In de verhalen over Jezus’ opstanding verbeelden
de evangelieschrijvers vervolgens hun geloof in Gods ja tegen de weg van
afzien van geweld die Jezus in zijn leven is gegaan. En impliciet daarmee
ook hun geloof in Gods neen tegen het gebruik van geweld en martelpraktijken
waarvan Jezus het slachtoffer werd.
De Franse antropoloog René Girard stelt
dat Jezus van Nazareth gedood werd omdat hij weigerde te doden. Want geweld
uitdrijven met behulp van geweld zag Jezus als het voortzetten van geweld.
Dus zag hij af van het gebruik van (tegen)geweld om de vicieuze cirkel
van rivaliteit en geweld te doorbreken.
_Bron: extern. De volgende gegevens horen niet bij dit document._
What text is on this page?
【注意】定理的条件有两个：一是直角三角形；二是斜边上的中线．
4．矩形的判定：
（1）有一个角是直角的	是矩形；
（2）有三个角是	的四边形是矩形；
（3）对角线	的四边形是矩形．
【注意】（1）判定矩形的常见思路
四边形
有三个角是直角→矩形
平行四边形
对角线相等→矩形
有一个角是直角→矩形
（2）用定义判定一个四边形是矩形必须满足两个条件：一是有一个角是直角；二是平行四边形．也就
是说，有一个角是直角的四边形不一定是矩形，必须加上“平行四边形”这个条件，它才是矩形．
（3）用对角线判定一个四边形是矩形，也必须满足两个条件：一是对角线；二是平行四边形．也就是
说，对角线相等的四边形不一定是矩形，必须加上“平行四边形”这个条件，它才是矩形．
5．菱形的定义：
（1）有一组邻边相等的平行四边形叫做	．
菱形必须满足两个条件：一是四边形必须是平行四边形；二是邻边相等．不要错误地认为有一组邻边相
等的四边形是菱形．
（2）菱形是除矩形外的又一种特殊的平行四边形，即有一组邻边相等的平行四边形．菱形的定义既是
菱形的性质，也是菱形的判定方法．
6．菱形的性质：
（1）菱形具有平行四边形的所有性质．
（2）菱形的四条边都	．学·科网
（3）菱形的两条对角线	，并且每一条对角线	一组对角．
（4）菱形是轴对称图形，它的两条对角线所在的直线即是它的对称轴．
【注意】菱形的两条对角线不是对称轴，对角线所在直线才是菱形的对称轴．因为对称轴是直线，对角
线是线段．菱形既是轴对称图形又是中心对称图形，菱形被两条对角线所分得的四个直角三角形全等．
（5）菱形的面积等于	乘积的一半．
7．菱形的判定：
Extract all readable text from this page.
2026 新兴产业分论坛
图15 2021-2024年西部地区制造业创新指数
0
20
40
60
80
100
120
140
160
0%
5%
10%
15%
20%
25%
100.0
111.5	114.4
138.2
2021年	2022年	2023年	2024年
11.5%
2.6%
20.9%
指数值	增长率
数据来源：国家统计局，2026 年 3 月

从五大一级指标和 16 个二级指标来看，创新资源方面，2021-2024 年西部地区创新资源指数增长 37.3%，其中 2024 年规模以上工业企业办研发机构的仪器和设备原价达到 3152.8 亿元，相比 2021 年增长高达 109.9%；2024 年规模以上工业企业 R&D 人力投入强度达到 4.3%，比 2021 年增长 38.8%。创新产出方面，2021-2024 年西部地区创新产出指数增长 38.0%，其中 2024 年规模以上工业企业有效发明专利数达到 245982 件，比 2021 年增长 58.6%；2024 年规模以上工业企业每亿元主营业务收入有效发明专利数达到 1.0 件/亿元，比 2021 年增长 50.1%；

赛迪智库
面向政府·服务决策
Tot zover - heel in het kort -
René Girard.
Ken Umbach, Head of Christ, Acryl
Pasen
Nu Pasen, het feest van de opstanding. De verliezer
aan het kruis blijkt geen verliezer in de gebruikelijke zin van het woord.
Met het beeld van de opstanding van Jezus Christus hebben de vroegste christenen
Gods ja tegen het leven van deze mens tot uitdrukking gebracht.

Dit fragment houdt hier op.